Togolese politician (born 1958)

Koffi Gbékandé Eric Kpadé (born 23 September 1958) is a Togolese politician of the ruling Rally of the Togolese People (RPT) who served in the National Assembly of Togo from 1999 to 2007.

Kpadé was born in Lomé. He was a customs inspector from 1992 to 1993 before serving as Prefect of Lacs Prefecture from 1993 to 1996 and as Prefect of Tchaoudjo Prefecture from 1996 to 1997. He was elected to the National Assembly in the March 1999 parliamentary election, as the RPT candidate in the Third Constituency of Lacs Prefecture, winning the seat with 65.25% of the vote. From May 1999 to October 2002, he was Vice-President of the Commission of Finance and Trade in the National Assembly; he was also appointed as a member of the National Commission for the Fight Against Corruption and Economic Sabotage on 14 September 2001. He was re-elected to the National Assembly in the October 2002 parliamentary election from the Third Constituency of Lacs Prefecture, and in December 2002 he was elected as the Second Vice-President of the National Assembly.

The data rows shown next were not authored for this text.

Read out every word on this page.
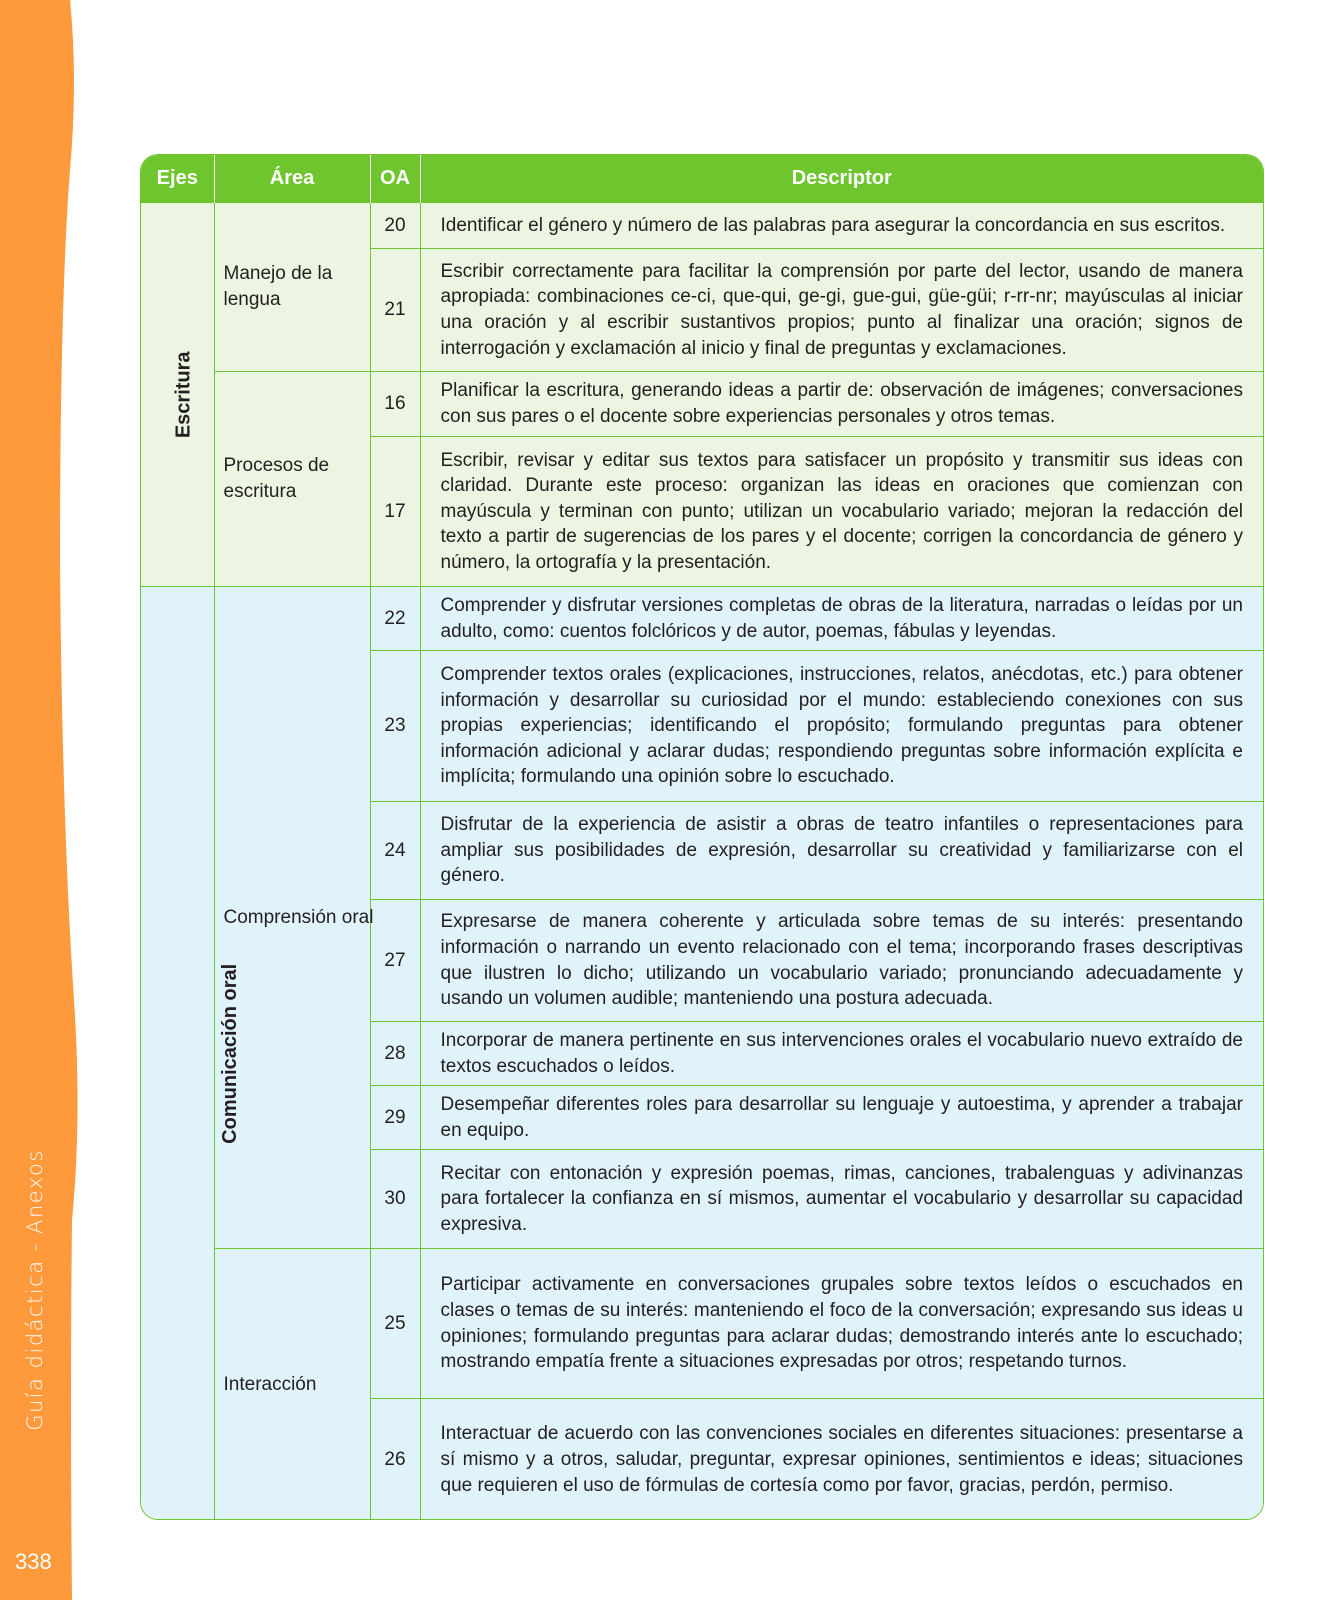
Guía didáctica - Anexos
338
Ejes	Área	OA	Descriptor
Escritura	Manejo de la lengua	20	Identificar el género y número de las palabras para asegurar la concordancia en sus escritos.
		21	Escribir correctamente para facilitar la comprensión por parte del lector, usando de manera apropiada: combinaciones ce-ci, que-qui, ge-gi, gue-gui, güe-güi; r-rr-nr; mayúsculas al iniciar una oración y al escribir sustantivos propios; punto al finalizar una oración; signos de interrogación y exclamación al inicio y final de preguntas y exclamaciones.

	Procesos de escritura	16	Planificar la escritura, generando ideas a partir de: observación de imágenes; conversaciones con sus pares o el docente sobre experiencias personales y otros temas.
		17	Escribir, revisar y editar sus textos para satisfacer un propósito y transmitir sus ideas con claridad. Durante este proceso: organizan las ideas en oraciones que comienzan con mayúscula y terminan con punto; utilizan un vocabulario variado; mejoran la redacción del texto a partir de sugerencias de los pares y el docente; corrigen la concordancia de género y número, la ortografía y la presentación.
Comunicación oral	Comprensión oral	22	Comprender y disfrutar versiones completas de obras de la literatura, narradas o leídas por un adulto, como: cuentos folclóricos y de autor, poemas, fábulas y leyendas.
		23	Comprender textos orales (explicaciones, instrucciones, relatos, anécdotas, etc.) para obtener información y desarrollar su curiosidad por el mundo: estableciendo conexiones con sus propias experiencias; identificando el propósito; formulando preguntas para obtener información adicional y aclarar dudas; respondiendo preguntas sobre información explícita e implícita; formulando una opinión sobre lo escuchado.
		24	Disfrutar de la experiencia de asistir a obras de teatro infantiles o representaciones para ampliar sus posibilidades de expresión, desarrollar su creatividad y familiarizarse con el género.
		27	Expresarse de manera coherente y articulada sobre temas de su interés: presentando información o narrando un evento relacionado con el tema; incorporando frases descriptivas que ilustren lo dicho; utilizando un vocabulario variado; pronunciando adecuadamente y usando un volumen audible; manteniendo una postura adecuada.
		28	Incorporar de manera pertinente en sus intervenciones orales el vocabulario nuevo extraído de textos escuchados o leídos.
		29	Desempeñar diferentes roles para desarrollar su lenguaje y autoestima, y aprender a trabajar en equipo.
		30	Recitar con entonación y expresión poemas, rimas, canciones, trabalenguas y adivinanzas para fortalecer la confianza en sí mismos, aumentar el vocabulario y desarrollar su capacidad expresiva.

	Interacción	25	Participar activamente en conversaciones grupales sobre textos leídos o escuchados en clases o temas de su interés: manteniendo el foco de la conversación; expresando sus ideas u opiniones; formulando preguntas para aclarar dudas; demostrando interés ante lo escuchado; mostrando empatía frente a situaciones expresadas por otros; respetando turnos.
		26	Interactuar de acuerdo con las convenciones sociales en diferentes situaciones: presentarse a sí mismo y a otros, saludar, preguntar, expresar opiniones, sentimientos e ideas; situaciones que requieren el uso de fórmulas de cortesía como por favor, gracias, perdón, permiso.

At the RPT's 9th Congress in December 2006, Kpadé was elected as a member of the RPT Central Committee from Lacs Prefecture. He was the first candidate on the RPT's candidate list for Lacs Prefecture in the October 2007 parliamentary election, but did not win a seat, as all three of the available seats in Lacs went to the opposition Union of the Forces of Change (UFC).